Sixty prompts instead of twelve. Still small, still double-digit coverage per vertical, but enough that one strange prompt can’t steer the whole picture. The same four engines. And instead of two runs four days apart, one run every day for two weeks — because the probe’s four-day gap was too coarse to tell a steady drift apart from an uneven one.
One clarification, because it matters: this is internal R&D. It is not the 40-prompt baseline audit we run for client engagements — that’s a different instrument for a different job. This test exists to pressure-test our own methodology, not to deliver a client report.
What we’re specifically trying to settle:
- Whether the drift is uneven by engine. The probe hinted that some engines hold steadier than others. If that holds, then a blended cross-engine “visibility score” — the number most dashboards lead with — is averaging away the one engine you’d most need to watch.
- Whether it’s the index or the route. Between my two probe runs, the brand never dropped out of the engines’ knowledge. The engines kept the brand. What changed was which sources they assembled the answer from. If that pattern survives 60 prompts, then being indexable is necessary and nowhere near sufficient — the work is about which route the model walks, not just what it can reach.
- Whether cited sources flip category, not just rank — a community thread giving way to an industry article rather than the same kinds of source merely reshuffling.
- And whether there’s a language pattern. In the tiny probe, non-English prompts appeared to move less than English ones. That is exactly the sort of thing a 12-prompt probe will hand you by accident, so I’m holding it loosely until a real run agrees or disagrees.
What we already got wrong
Two things, before the full run has even produced a number.
The probe’s design was wrong in a way worth saying out loud. Four days between runs can establish that drift exists, but not its rhythm. If we’d kept that cadence and scaled only the prompt count, we’d have produced a tidier — and more confident — conclusion than the data could carry. The daily cadence is a correction to our own first mistake.
And I’m walking in carrying a hypothesis I’m a little too fond of: that drift is worst for new, thin content and settles as a page matures. That’s precisely the kind of belief an experiment exists to kill. I’m writing it down here so I can’t quietly drop it later if the run disagrees.
What the probe already earns the right to say
Even with no full result yet, the probe justifies one practical point — and it’s for the people who read AI-visibility reports, not the ones who run them.
If someone hands you a monthly AI search visibility number, ask two questions before you trust it.
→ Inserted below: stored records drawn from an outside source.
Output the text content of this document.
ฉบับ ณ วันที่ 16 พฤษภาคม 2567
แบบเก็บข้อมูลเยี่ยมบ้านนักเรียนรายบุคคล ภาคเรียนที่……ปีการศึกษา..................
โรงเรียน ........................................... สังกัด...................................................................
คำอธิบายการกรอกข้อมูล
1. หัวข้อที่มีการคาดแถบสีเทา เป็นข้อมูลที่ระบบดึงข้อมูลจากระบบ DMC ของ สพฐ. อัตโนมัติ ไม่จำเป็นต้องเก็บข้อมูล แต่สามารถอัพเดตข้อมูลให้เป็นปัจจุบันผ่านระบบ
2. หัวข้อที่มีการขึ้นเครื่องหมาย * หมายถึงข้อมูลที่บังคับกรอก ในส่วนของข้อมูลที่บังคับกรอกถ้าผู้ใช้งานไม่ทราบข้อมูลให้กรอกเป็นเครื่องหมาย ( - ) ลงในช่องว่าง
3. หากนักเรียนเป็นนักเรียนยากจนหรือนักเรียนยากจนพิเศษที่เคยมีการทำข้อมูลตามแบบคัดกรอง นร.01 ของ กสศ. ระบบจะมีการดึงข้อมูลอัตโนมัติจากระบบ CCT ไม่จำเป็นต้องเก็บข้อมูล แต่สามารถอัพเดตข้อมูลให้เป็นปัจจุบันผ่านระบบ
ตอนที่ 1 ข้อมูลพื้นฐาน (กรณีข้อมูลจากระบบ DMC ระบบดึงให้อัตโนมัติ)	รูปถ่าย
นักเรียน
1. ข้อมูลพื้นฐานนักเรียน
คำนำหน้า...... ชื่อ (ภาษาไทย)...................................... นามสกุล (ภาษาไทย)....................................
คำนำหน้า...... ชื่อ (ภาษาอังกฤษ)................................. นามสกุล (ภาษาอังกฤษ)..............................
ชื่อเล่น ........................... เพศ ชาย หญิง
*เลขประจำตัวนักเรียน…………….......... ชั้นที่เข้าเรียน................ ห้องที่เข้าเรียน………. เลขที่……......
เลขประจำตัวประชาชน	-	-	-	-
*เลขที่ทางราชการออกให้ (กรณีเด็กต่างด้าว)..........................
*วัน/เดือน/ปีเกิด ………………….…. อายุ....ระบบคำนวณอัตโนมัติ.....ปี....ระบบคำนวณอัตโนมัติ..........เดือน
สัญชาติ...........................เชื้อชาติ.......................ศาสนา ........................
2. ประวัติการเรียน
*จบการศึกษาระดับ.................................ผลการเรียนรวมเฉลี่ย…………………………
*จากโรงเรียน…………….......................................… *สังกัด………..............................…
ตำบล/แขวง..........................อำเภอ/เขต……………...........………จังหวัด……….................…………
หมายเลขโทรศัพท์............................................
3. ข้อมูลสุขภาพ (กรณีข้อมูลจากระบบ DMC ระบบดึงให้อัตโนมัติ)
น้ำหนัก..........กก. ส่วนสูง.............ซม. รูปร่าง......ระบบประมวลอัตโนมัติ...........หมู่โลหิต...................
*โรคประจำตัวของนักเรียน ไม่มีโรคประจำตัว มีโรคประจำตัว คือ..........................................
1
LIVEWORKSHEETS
How often was it measured? And is it a single figure, or a spread? A number sampled once a month is closer to one weather reading than to a climate. A single blended score across engines has usually had its most useful information — the disagreement between engines — averaged out of it.
We’ve already changed our own reporting on that basis: we sample on a cadence rather than once, we report per engine rather than blended, and we lead with a median across a window instead of a latest-value snapshot. It makes the report less tidy. The 60-prompt run is partly there to tell us how much less tidy it honestly needs to be.
Closing
This is deliberately a field note from before the result, not after it. When the full run is done I’ll post what it shows — starting with whichever of those four questions it answers in a way I didn’t expect. The hypothesis it kills will probably be the most useful part.